Container Runtimes (CRI)

Key Takeaways for AI & Readers

CRI as the Interface: The Container Runtime Interface (CRI) is a gRPC-based API that the kubelet uses to communicate with container runtimes, enabling runtime implementations to be swapped without changing Kubernetes core code.
containerd: The industry-standard runtime, extracted from Docker, providing a stable, high-performance daemon that manages the complete container lifecycle -- image pull, snapshot, container execution, and storage.
CRI-O: A lightweight, Kubernetes-native runtime that implements only what Kubernetes needs. It is the default for Red Hat OpenShift and follows the principle of minimal scope.
OCI Runtimes: Both containerd and CRI-O delegate low-level container creation to an OCI-compliant runtime. runc is the default, but alternatives like Kata Containers (VM-based isolation) and gVisor (user-space kernel) provide stronger security boundaries.
RuntimeClass: The Kubernetes RuntimeClass resource allows pods to select which OCI runtime to use, enabling mixed workloads where some pods run in standard runc containers and others run in hardened sandboxes.
Docker Deprecation: Kubernetes removed the Dockershim in v1.24. Docker-built images still work (they are OCI-compliant), but the Docker daemon is no longer a supported runtime.

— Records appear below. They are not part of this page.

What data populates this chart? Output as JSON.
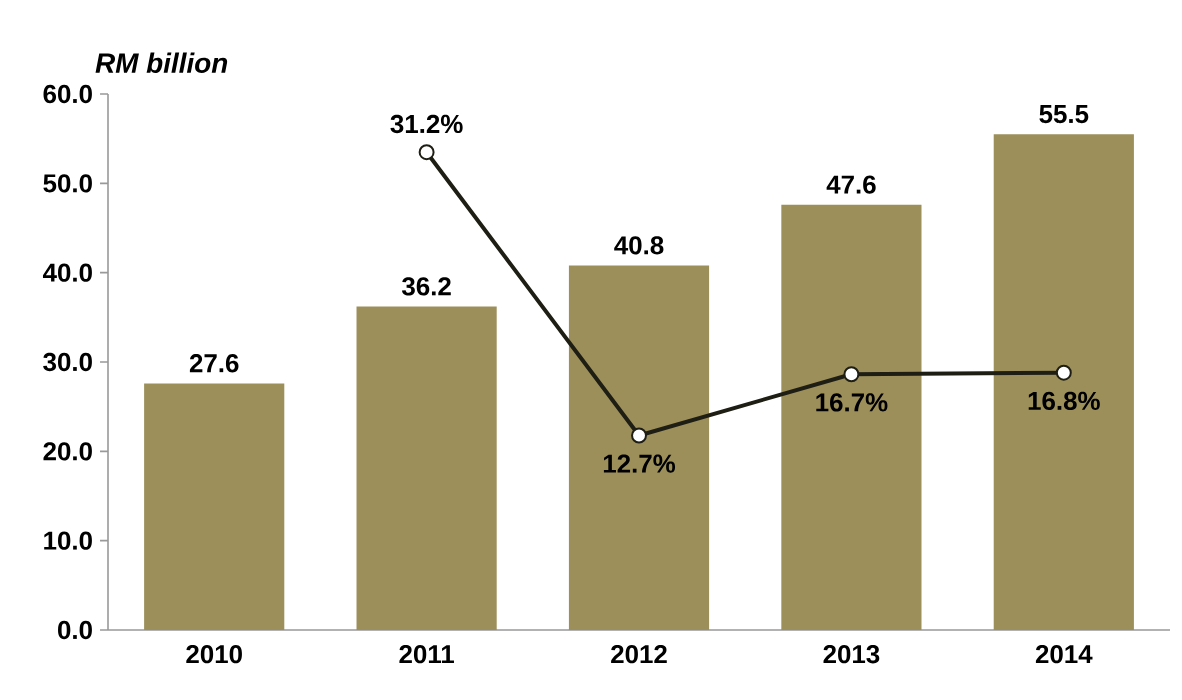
{
  "chart_data": {
    "type": "bar",
    "ylabel": "RM billion",
    "categories": [
      "2010",
      "2011",
      "2012",
      "2013",
      "2014"
    ],
    "series": [
      {
        "color": "#9c8f5a",
        "values": [
          27.6,
          36.2,
          40.8,
          47.6,
          55.5
        ],
        "value_labels": [
          "27.6",
          "36.2",
          "40.8",
          "47.6",
          "55.5"
        ]
      },
      {
        "type": "line",
        "axis": "y2",
        "color": "#1e1e14",
        "marker": "circle",
        "values": [
          null,
          31.2,
          12.7,
          16.7,
          16.8
        ],
        "value_labels": [
          null,
          "31.2%",
          "12.7%",
          "16.7%",
          "16.8%"
        ]
      }
    ],
    "ylim": [
      0,
      60
    ],
    "yticks": [
      {
        "value": 0,
        "label": "0.0"
      },
      {
        "value": 10,
        "label": "10.0"
      },
      {
        "value": 20,
        "label": "20.0"
      },
      {
        "value": 30,
        "label": "30.0"
      },
      {
        "value": 40,
        "label": "40.0"
      },
      {
        "value": 50,
        "label": "50.0"
      },
      {
        "value": 60,
        "label": "60.0"
      }
    ],
    "y2lim": [
      0,
      35
    ],
    "grid": false
  }
}
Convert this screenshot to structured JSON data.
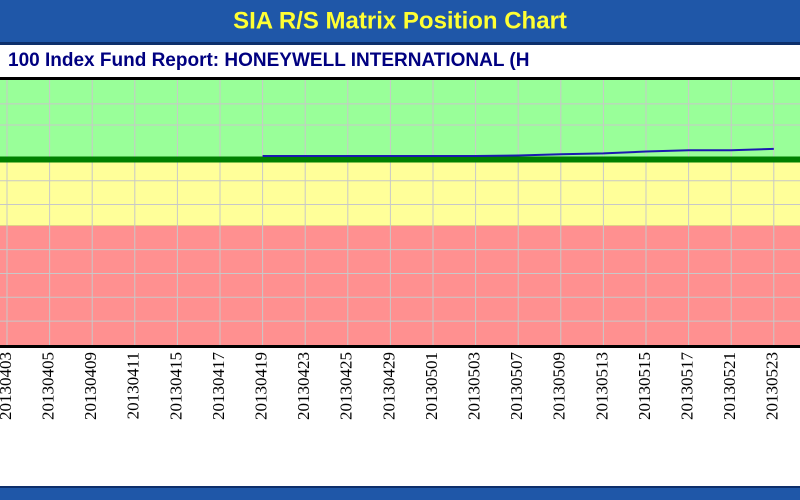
{
  "chart_data": {
    "type": "line",
    "title": "SIA R/S Matrix Position Chart",
    "subtitle": "100 Index Fund Report: HONEYWELL INTERNATIONAL (H",
    "categories": [
      "20130403",
      "20130405",
      "20130409",
      "20130411",
      "20130415",
      "20130417",
      "20130419",
      "20130423",
      "20130425",
      "20130429",
      "20130501",
      "20130503",
      "20130507",
      "20130509",
      "20130513",
      "20130515",
      "20130517",
      "20130521",
      "20130523"
    ],
    "series": [
      {
        "color": "#1a1ab0",
        "values": [
          null,
          null,
          null,
          null,
          null,
          null,
          71.3,
          71.3,
          71.3,
          71.3,
          71.3,
          71.3,
          71.5,
          72,
          72.3,
          73,
          73.5,
          73.5,
          74
        ]
      }
    ],
    "ylim": [
      0,
      100
    ],
    "yticks": [
      9,
      18,
      27,
      36,
      53,
      62,
      83,
      91
    ],
    "bands": [
      {
        "from": 0,
        "to": 45,
        "color": "#ff9090"
      },
      {
        "from": 45,
        "to": 70,
        "color": "#ffff99"
      },
      {
        "from": 70,
        "to": 100,
        "color": "#99ff99"
      }
    ],
    "threshold": 70,
    "grid": true
  }
}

Kubernetes does not know how to start a container. It delegates that task to a Container Runtime through the CRI (Container Runtime Interface). Understanding this boundary is essential for debugging pod startup failures, choosing the right runtime for your security requirements, and planning migrations.

1. The CRI Specification

💂

Kubelet

gRPC: RunPodSandbox()

📦

containerd

The Container Runtime Interface (CRI) is a standard that decouples Kubernetes from the actual container runtime. Kubelet doesn't "Run Docker"—it sends gRPC requests to containerd.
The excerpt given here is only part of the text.